While corn gluten is moderately effective at suppressing spring crabgrass germination, you’ll need to apply it at a rate of 20 pounds per 1,000 sq. ft. to see much effect. Because of the product’s high nitrogen content, applying this much is prohibited by law in some areas. Check your local fertilizer and lawn care regulations before you use it. Overall, commercial pre-emergent herbicides are more effective and safer.
Crabgrass starts growing when the soil reaches 55 degrees for three to 10 days in a row, depending on exactly how warm the soil gets. Apply your preventive too early, and the effect won’t last to the end of the season. Then you’ll have crabgrass popping up in the middle of summer. Act too late, though, and the weeds will be so well established the chemicals won’t bother them.
In the north, the time to apply pre-emergent herbicides is approximately the same time the forsythia blooms start falling, but this is an imprecise guide at best. Use a soil thermometer to time the application correctly.
Follow the product directions carefully. Some products require an application in early spring and in late spring. Because pre-emergent herbicides also inhibit turf grass from germinating, wait at least 60 days and two mowings before you overseed your lawn again.
Once the crabgrass is gone, keeping your lawn healthy and dense is the best way to prevent the weeds from coming back. Lack of care weakens your lawn and gives the competitive edge to weeds that have adapted to growing in adverse conditions. In a healthy lawn, crabgrass has few opportunities to take hold.

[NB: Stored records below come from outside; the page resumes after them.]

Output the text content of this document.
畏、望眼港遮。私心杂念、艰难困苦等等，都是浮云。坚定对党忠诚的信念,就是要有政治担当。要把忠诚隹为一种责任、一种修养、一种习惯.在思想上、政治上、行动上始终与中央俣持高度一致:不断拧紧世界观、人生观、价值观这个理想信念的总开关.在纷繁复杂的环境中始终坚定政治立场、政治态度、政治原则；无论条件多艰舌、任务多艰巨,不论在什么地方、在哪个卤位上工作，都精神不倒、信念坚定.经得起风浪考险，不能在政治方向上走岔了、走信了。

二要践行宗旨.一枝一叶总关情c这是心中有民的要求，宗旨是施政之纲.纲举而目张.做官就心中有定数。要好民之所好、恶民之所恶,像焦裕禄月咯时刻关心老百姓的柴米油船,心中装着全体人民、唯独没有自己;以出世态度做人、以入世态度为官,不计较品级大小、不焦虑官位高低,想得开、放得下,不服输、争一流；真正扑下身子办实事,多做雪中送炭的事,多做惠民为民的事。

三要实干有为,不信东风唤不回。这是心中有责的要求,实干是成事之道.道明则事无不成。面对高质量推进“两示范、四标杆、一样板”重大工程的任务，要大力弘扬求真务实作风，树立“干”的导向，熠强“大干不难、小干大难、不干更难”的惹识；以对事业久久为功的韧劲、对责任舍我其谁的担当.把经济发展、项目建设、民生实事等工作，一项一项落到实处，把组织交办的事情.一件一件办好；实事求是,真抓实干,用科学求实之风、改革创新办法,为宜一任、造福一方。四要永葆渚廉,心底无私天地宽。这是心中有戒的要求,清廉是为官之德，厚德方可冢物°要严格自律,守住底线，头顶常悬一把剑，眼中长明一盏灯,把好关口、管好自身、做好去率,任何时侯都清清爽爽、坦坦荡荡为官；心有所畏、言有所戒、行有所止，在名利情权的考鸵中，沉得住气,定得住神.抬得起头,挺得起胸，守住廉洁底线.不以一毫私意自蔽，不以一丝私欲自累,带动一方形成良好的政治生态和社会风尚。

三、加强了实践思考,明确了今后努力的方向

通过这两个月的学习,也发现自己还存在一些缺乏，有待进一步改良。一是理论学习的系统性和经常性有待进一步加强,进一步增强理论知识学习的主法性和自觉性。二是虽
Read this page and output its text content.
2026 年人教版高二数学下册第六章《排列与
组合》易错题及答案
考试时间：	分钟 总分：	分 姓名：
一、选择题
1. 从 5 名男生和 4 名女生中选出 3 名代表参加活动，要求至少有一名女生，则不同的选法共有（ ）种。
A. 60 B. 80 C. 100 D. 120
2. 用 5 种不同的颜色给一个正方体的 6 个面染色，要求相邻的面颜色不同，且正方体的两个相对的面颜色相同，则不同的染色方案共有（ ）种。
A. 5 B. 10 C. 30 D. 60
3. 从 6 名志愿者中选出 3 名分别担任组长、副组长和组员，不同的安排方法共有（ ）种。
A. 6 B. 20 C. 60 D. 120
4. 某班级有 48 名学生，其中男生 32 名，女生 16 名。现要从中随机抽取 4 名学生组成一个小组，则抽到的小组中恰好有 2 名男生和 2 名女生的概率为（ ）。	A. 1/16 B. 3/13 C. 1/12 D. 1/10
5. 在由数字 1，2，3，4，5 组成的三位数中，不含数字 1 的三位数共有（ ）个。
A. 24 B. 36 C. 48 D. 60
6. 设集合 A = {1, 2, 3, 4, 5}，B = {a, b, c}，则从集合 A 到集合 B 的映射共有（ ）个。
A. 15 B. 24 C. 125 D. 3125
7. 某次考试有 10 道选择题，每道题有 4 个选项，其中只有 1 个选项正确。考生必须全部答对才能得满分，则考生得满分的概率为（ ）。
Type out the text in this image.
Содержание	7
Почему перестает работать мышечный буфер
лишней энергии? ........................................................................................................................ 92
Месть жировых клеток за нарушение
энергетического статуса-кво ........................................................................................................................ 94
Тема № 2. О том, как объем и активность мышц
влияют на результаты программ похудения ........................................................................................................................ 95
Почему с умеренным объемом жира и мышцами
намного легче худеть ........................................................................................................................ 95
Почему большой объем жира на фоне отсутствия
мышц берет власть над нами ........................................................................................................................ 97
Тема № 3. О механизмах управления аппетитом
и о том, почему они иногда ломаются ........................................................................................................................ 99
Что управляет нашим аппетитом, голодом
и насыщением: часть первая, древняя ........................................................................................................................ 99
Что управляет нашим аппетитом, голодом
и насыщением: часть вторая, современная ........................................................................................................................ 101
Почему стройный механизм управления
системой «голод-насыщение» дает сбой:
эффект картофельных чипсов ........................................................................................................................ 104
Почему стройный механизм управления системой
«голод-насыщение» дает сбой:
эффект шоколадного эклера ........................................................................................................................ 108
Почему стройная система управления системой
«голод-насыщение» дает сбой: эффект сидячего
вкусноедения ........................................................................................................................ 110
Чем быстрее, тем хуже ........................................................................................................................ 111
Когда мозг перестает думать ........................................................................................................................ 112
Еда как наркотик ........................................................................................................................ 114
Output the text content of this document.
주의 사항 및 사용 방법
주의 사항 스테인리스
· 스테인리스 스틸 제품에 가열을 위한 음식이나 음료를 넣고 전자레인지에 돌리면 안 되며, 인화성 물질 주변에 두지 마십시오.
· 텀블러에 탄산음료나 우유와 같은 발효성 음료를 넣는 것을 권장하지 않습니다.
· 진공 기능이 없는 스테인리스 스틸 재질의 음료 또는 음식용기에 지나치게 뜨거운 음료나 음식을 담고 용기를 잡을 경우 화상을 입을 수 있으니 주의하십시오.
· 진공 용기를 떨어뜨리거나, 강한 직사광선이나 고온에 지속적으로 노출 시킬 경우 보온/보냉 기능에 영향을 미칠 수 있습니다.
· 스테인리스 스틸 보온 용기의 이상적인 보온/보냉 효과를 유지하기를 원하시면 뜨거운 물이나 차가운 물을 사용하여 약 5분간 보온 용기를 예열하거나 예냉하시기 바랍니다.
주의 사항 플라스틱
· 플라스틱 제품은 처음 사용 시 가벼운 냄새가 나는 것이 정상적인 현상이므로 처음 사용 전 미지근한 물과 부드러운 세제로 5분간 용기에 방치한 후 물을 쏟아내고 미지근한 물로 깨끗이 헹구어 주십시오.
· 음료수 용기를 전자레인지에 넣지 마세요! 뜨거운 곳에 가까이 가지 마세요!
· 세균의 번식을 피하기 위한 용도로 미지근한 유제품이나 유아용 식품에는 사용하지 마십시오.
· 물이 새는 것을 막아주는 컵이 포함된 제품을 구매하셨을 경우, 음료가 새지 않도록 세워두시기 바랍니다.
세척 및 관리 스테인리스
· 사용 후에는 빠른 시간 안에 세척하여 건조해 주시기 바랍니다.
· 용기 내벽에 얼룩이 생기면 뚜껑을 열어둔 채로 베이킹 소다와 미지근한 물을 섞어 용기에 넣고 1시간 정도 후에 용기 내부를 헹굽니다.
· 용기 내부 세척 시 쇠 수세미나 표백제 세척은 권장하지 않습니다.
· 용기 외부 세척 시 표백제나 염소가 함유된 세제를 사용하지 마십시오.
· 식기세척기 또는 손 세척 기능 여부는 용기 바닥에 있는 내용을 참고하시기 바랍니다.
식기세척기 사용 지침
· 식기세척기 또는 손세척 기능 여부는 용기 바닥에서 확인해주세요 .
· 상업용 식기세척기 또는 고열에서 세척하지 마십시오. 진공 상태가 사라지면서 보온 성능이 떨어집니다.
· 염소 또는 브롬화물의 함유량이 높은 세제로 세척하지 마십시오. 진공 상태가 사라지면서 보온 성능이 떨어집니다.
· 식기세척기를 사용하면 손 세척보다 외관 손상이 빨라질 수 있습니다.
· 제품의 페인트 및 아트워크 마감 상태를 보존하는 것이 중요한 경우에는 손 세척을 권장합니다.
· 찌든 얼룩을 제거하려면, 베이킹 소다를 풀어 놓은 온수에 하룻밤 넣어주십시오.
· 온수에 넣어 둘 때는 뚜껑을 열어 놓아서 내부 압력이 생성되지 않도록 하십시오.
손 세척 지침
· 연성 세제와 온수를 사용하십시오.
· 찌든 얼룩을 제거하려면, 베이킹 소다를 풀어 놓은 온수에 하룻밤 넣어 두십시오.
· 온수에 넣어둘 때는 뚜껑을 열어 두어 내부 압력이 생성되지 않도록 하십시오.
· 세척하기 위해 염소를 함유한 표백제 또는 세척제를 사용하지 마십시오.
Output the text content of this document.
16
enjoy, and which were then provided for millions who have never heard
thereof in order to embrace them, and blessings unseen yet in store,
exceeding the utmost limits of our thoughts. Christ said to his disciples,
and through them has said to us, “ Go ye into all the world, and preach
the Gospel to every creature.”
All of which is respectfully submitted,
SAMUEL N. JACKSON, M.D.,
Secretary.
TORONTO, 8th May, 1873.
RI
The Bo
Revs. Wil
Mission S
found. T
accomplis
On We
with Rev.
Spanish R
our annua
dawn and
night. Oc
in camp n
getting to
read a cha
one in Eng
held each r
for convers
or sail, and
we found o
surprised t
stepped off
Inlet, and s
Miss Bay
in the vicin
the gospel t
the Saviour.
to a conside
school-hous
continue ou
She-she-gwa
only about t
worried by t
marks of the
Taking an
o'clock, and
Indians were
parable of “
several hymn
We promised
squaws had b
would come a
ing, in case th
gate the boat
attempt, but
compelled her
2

Start by setting your mower blade to the highest setting in the range recommended for your grass species. Cutting higher lets the lawn fill out, leaving fewer spots for crabgrass to grow. In spring, taller grass shades the soil, protecting your lawn’s roots, but depriving crabgrass seeds of the sun they need to germinate. If you don’t know your grass species, choose one of the two highest settings, and never cut shorter than 2 1/2 inches.
Start watering in spring before the soil temperature reaches 55 degrees. This gives your lawn a chance to start actively growing before the crabgrass germinates, so it can more easily compete with the weed. Water infrequently, but to a depth of 6 to 8 inches. This encourages your grass to grow deep roots that can carry it through hot, dry periods.
Crabgrass roots are relatively shallow by nature, and although the plant tolerates heat and drought well, it struggles to compete with turf grass that’s grown deep roots.
Fertilize well in spring, but first use a soil test kit to determine at least the soil pH and, ideally, the buffer pH and mineral levels. This information helps you decide how much of which fertilizers to apply, so you don’t do more harm than good. To encourage dense growth, overseed your lawn in the fall if you’re in the north or in spring if you’re in the south. Proper mulching, dethatching, and aeration also help.
Weeding and the right herbicide are often enough to get rid of the crabgrass in your lawn for one year, but keeping it gone for good requires on-going attentive lawn care. To be sure you’re using the best crabgrass control methods for your region and lawn type, talk with a landscaper or expert at a garden supply store.